What does it mean to give preference to a friend or loved one? Here are a few suggestions to get the ball rolling.
Giving preference means I am…
- …speaking their “language.” I am a classic Doer, which means my style is, “Ready, Fire! aim.” I need to give grace to those who move a bit slower than me.
- …moving at their “speed.” My temperament is highly choleric, so I get fired up quickly and attack situations head-on. I need to give grace to those temperaments that are less emotional and want to handle things more strategically.
- …sensitive to their “fears.” It’s insensitive for me to say, “It’s no big deal” about something that troubles them. Empathy is important so I can see and feel things like they see and feel them.
- …helping them battle their “demons.” Perhaps viewing pornography isn’t a temptation for me, but it may be for someone else. So I need to seek out resources and accountability to help them fight this battle like I was fighting my own battle.

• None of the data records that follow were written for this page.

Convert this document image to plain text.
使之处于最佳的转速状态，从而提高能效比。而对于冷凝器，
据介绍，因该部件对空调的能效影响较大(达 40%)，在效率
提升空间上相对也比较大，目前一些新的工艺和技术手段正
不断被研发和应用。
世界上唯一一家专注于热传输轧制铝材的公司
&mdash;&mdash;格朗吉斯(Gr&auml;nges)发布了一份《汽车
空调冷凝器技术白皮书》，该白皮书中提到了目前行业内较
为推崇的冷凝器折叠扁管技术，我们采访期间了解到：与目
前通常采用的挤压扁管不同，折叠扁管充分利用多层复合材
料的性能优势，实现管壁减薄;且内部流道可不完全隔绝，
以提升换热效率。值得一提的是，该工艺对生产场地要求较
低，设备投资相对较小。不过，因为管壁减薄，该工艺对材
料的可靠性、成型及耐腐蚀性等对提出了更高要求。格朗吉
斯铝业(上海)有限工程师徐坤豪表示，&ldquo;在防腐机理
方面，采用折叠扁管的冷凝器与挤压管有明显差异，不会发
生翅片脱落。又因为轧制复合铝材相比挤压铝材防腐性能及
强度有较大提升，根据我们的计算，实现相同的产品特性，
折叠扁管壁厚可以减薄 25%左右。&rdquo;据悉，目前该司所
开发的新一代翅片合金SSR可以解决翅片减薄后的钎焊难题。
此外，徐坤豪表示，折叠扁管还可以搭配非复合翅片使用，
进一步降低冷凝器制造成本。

- …avoiding their “stumbling blocks.” Perhaps I can watch certain genres of movies without compromising my Christian testimony, but it may cause my brother or sister a lot of grief. If I am going to prefer them in love, I will avoid talking about those movies in their presence, and I certainly won’t try to get them to “lighten up” to see things my way.
Agape love is never selfish—it doesn’t want “my way” but it wants others to be edified. So, ultimately, what it means to give preference to another is to only promote those things that will build them up. Remember: saints is always plural in the New Testament, so we must build each other up to bring out the saintliness in all of us.